Dr. Cook’s address to the protestors, which took place on the final day of the Vigil, was one of its high points. Cook had come to Duke only two years earlier, becoming the first (and, at the time, only) African American to hold a regular faculty appointment at a predominantly white southern college or university. Though relatively new to campus, he was held in considerable esteem by the Duke community.
He had been a friend of King’s. They attended Morehouse College together, where Cook became student body president and founded the campus chapter of the NAACP. Later, as chair of Atlanta University’s political science department, he had moderated forums between civil rights leaders such as King and student activists.
At Duke, Cook’s influence among faculty and staff would eventually help move the university forward in its efforts at unity and progress, even after he left to become president of Dillard University in 1974. In 1981, he was named a member of the Duke Board of Trustees and later became a trustee emeritus. Numerous enterprises across campus have been established in his honor, including an endowed professorship, a postdoctoral fellowship, the Samuel DuBois Cook Center on Social Equity, and the Samuel DuBois Cook Society, which celebrates the efforts of African American students, faculty, and staff at Duke.

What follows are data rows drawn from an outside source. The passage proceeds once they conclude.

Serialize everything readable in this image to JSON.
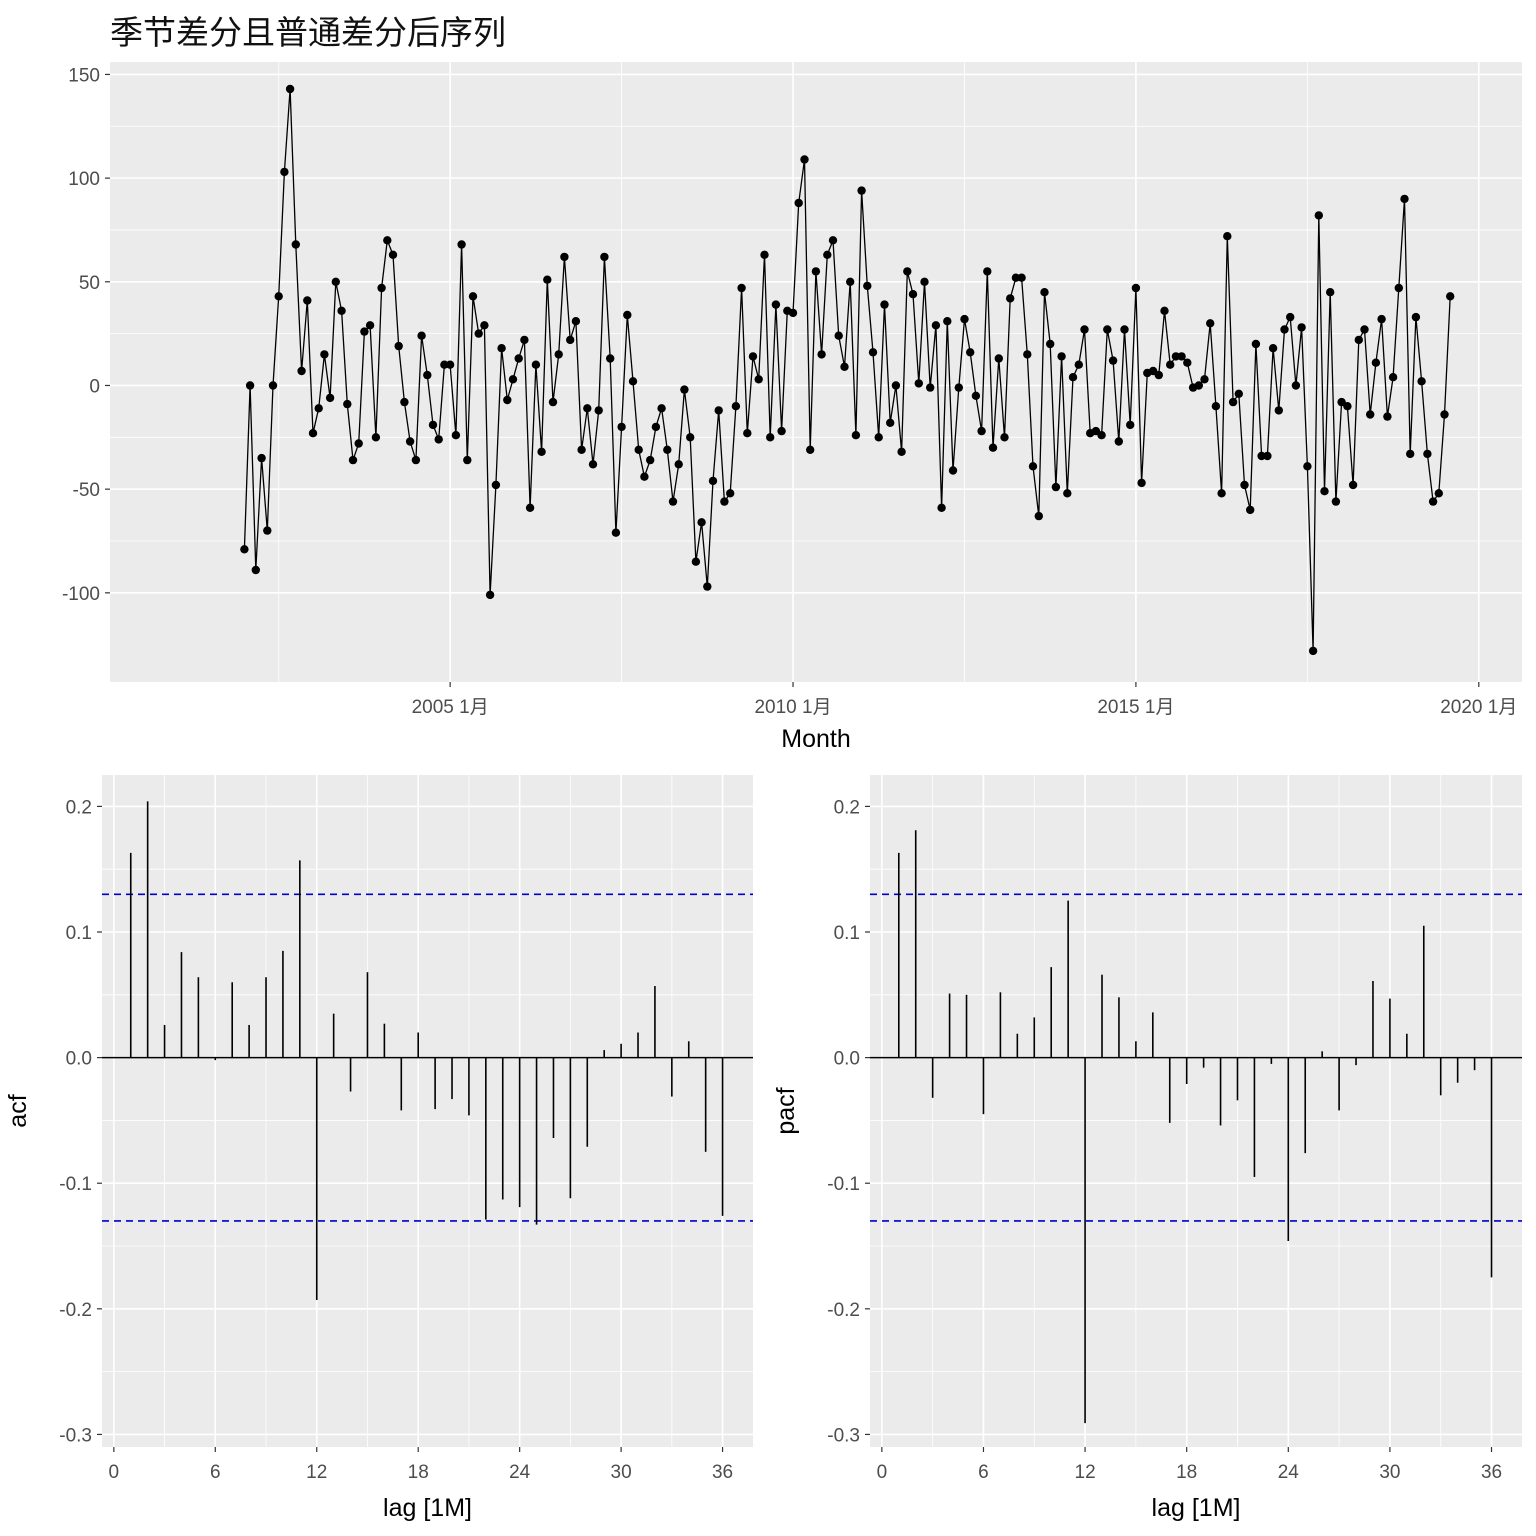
{
  "title": "季节差分且普通差分后序列",
  "colors": {
    "panel_bg": "#ebebeb",
    "grid": "#ffffff",
    "series": "#000000",
    "ci_line": "#0000cc"
  },
  "chart_data": [
    {
      "type": "line",
      "markers": true,
      "xlabel": "Month",
      "ylabel": "",
      "x_tick_labels": [
        "2005 1月",
        "2010 1月",
        "2015 1月",
        "2020 1月"
      ],
      "x_tick_values": [
        2005.0,
        2010.0,
        2015.0,
        2020.0
      ],
      "xlim": [
        2000.04,
        2020.63
      ],
      "ylim": [
        -143,
        156
      ],
      "y_ticks": [
        -100,
        -50,
        0,
        50,
        100,
        150
      ],
      "y_tick_labels": [
        "-100",
        "-50",
        "0",
        "50",
        "100",
        "150"
      ],
      "grid": true,
      "start": 2002.0,
      "step_months": 1,
      "values": [
        -79,
        0,
        -89,
        -35,
        -70,
        0,
        43,
        103,
        143,
        68,
        7,
        41,
        -23,
        -11,
        15,
        -6,
        50,
        36,
        -9,
        -36,
        -28,
        26,
        29,
        -25,
        47,
        70,
        63,
        19,
        -8,
        -27,
        -36,
        24,
        5,
        -19,
        -26,
        10,
        10,
        -24,
        68,
        -36,
        43,
        25,
        29,
        -101,
        -48,
        18,
        -7,
        3,
        13,
        22,
        -59,
        10,
        -32,
        51,
        -8,
        15,
        62,
        22,
        31,
        -31,
        -11,
        -38,
        -12,
        62,
        13,
        -71,
        -20,
        34,
        2,
        -31,
        -44,
        -36,
        -20,
        -11,
        -31,
        -56,
        -38,
        -2,
        -25,
        -85,
        -66,
        -97,
        -46,
        -12,
        -56,
        -52,
        -10,
        47,
        -23,
        14,
        3,
        63,
        -25,
        39,
        -22,
        36,
        35,
        88,
        109,
        -31,
        55,
        15,
        63,
        70,
        24,
        9,
        50,
        -24,
        94,
        48,
        16,
        -25,
        39,
        -18,
        0,
        -32,
        55,
        44,
        1,
        50,
        -1,
        29,
        -59,
        31,
        -41,
        -1,
        32,
        16,
        -5,
        -22,
        55,
        -30,
        13,
        -25,
        42,
        52,
        52,
        15,
        -39,
        -63,
        45,
        20,
        -49,
        14,
        -52,
        4,
        10,
        27,
        -23,
        -22,
        -24,
        27,
        12,
        -27,
        27,
        -19,
        47,
        -47,
        6,
        7,
        5,
        36,
        10,
        14,
        14,
        11,
        -1,
        0,
        3,
        30,
        -10,
        -52,
        72,
        -8,
        -4,
        -48,
        -60,
        20,
        -34,
        -34,
        18,
        -12,
        27,
        33,
        0,
        28,
        -39,
        -128,
        82,
        -51,
        45,
        -56,
        -8,
        -10,
        -48,
        22,
        27,
        -14,
        11,
        32,
        -15,
        4,
        47,
        90,
        -33,
        33,
        2,
        -33,
        -56,
        -52,
        -14,
        43
      ]
    },
    {
      "type": "bar",
      "xlabel": "lag [1M]",
      "ylabel": "acf",
      "xlim": [
        -0.7,
        37.8
      ],
      "ylim": [
        -0.31,
        0.225
      ],
      "x_ticks": [
        0,
        6,
        12,
        18,
        24,
        30,
        36
      ],
      "y_ticks": [
        -0.3,
        -0.2,
        -0.1,
        0.0,
        0.1,
        0.2
      ],
      "y_tick_labels": [
        "-0.3",
        "-0.2",
        "-0.1",
        "0.0",
        "0.1",
        "0.2"
      ],
      "ci": 0.13,
      "lags": [
        1,
        2,
        3,
        4,
        5,
        6,
        7,
        8,
        9,
        10,
        11,
        12,
        13,
        14,
        15,
        16,
        17,
        18,
        19,
        20,
        21,
        22,
        23,
        24,
        25,
        26,
        27,
        28,
        29,
        30,
        31,
        32,
        33,
        34,
        35,
        36
      ],
      "values": [
        0.163,
        0.204,
        0.026,
        0.084,
        0.064,
        -0.002,
        0.06,
        0.026,
        0.064,
        0.085,
        0.157,
        -0.193,
        0.035,
        -0.027,
        0.068,
        0.027,
        -0.042,
        0.02,
        -0.041,
        -0.033,
        -0.046,
        -0.129,
        -0.113,
        -0.119,
        -0.133,
        -0.064,
        -0.112,
        -0.071,
        0.006,
        0.011,
        0.02,
        0.057,
        -0.031,
        0.013,
        -0.075,
        -0.126
      ]
    },
    {
      "type": "bar",
      "xlabel": "lag [1M]",
      "ylabel": "pacf",
      "xlim": [
        -0.7,
        37.8
      ],
      "ylim": [
        -0.31,
        0.225
      ],
      "x_ticks": [
        0,
        6,
        12,
        18,
        24,
        30,
        36
      ],
      "y_ticks": [
        -0.3,
        -0.2,
        -0.1,
        0.0,
        0.1,
        0.2
      ],
      "y_tick_labels": [
        "-0.3",
        "-0.2",
        "-0.1",
        "0.0",
        "0.1",
        "0.2"
      ],
      "ci": 0.13,
      "lags": [
        1,
        2,
        3,
        4,
        5,
        6,
        7,
        8,
        9,
        10,
        11,
        12,
        13,
        14,
        15,
        16,
        17,
        18,
        19,
        20,
        21,
        22,
        23,
        24,
        25,
        26,
        27,
        28,
        29,
        30,
        31,
        32,
        33,
        34,
        35,
        36
      ],
      "values": [
        0.163,
        0.181,
        -0.032,
        0.051,
        0.05,
        -0.045,
        0.052,
        0.019,
        0.032,
        0.072,
        0.125,
        -0.291,
        0.066,
        0.048,
        0.013,
        0.036,
        -0.052,
        -0.021,
        -0.008,
        -0.054,
        -0.034,
        -0.095,
        -0.005,
        -0.146,
        -0.076,
        0.005,
        -0.042,
        -0.006,
        0.061,
        0.047,
        0.019,
        0.105,
        -0.03,
        -0.02,
        -0.01,
        -0.175
      ]
    }
  ]
}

So it is fitting that the digitization of the Silent Vigil recordings, including Cook’s memorable speech, coincides with another important addition to the historical record—Cook’s papers themselves. Before he passed away last year at the age of 88, Cook arranged to have them preserved at Duke. The papers document the storied career of a political scientist, scholar, educator, author, teacher, administrator, civil rights activist, and public servant who devoted more than sixty years of his life to higher education. This April, the first installment of papers made their final voyage from Cook’s home in Atlanta to the shelves of the David M. Rubenstein Rare Book & Manuscript Library, where they will soon be processed and cataloged.
Whatever the next fifty years of racial progress look like in this country, they are sure to be informed by the sounds of the Silent Vigil and the life’s work of a beloved campus figure who never gave up the cause.